Everywhere, melodies, lyrics and drum lines shouted at me from the dance floor, the radio, leaking from the headphones of fellow passengers on the bus. Pop songs by Eurythmics and Elton John reminding me how human, how normal, it was to be sad. What were other people sad about? I couldn’t imagine.
In my apartment, with my own lock and key and my father’s big navy steamer trunk full of drugs in my living room, I was sometimes the centre of too much attention but often alone. No one cared when I walked out my front door, where I was going, when I’d be back. Sometimes this was exhilarating but other days it was terrifying to think that I could just let myself disappear. I got a cat just to make sure I had a reason to go home.

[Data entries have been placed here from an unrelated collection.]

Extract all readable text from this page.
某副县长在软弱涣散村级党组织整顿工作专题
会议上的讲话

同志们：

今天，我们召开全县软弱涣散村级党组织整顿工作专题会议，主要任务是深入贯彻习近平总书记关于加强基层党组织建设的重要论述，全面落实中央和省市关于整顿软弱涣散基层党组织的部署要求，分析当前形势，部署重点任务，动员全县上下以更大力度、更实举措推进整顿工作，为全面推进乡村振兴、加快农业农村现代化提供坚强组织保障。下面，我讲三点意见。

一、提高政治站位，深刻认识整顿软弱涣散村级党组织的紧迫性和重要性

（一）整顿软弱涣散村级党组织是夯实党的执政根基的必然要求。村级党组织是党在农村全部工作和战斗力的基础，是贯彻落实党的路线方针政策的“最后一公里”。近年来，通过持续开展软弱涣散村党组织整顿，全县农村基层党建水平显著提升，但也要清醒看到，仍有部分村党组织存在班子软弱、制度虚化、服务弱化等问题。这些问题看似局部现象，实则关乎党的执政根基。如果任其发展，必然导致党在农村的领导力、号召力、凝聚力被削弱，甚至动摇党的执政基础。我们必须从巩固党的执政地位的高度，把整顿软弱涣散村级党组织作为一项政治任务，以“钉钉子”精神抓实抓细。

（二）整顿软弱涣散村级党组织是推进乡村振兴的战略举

Some days I could count the many pleasures of my new life: the cat purring on my bed, this window that opened and closed, the view of the park, these books, this drink, this stranger, this body that I lived in with no one to tell me how or when to use it. This self that didn’t want to die, that didn’t stay in Brooklyn, that didn’t throw herself on the tracks, that didn’t want to waste any more time.
And other days I made this same list, all the things I would give away, just to believe in something again. Just for that radiant certainty. The revolution I’d counted down to had been like the sun, so bright it lit every corner of my life, and yet I could not look directly at it. Couldn’t. Wouldn’t. It ended up the same in the end. The doubts I didn’t let myself feel, the words I didn’t write.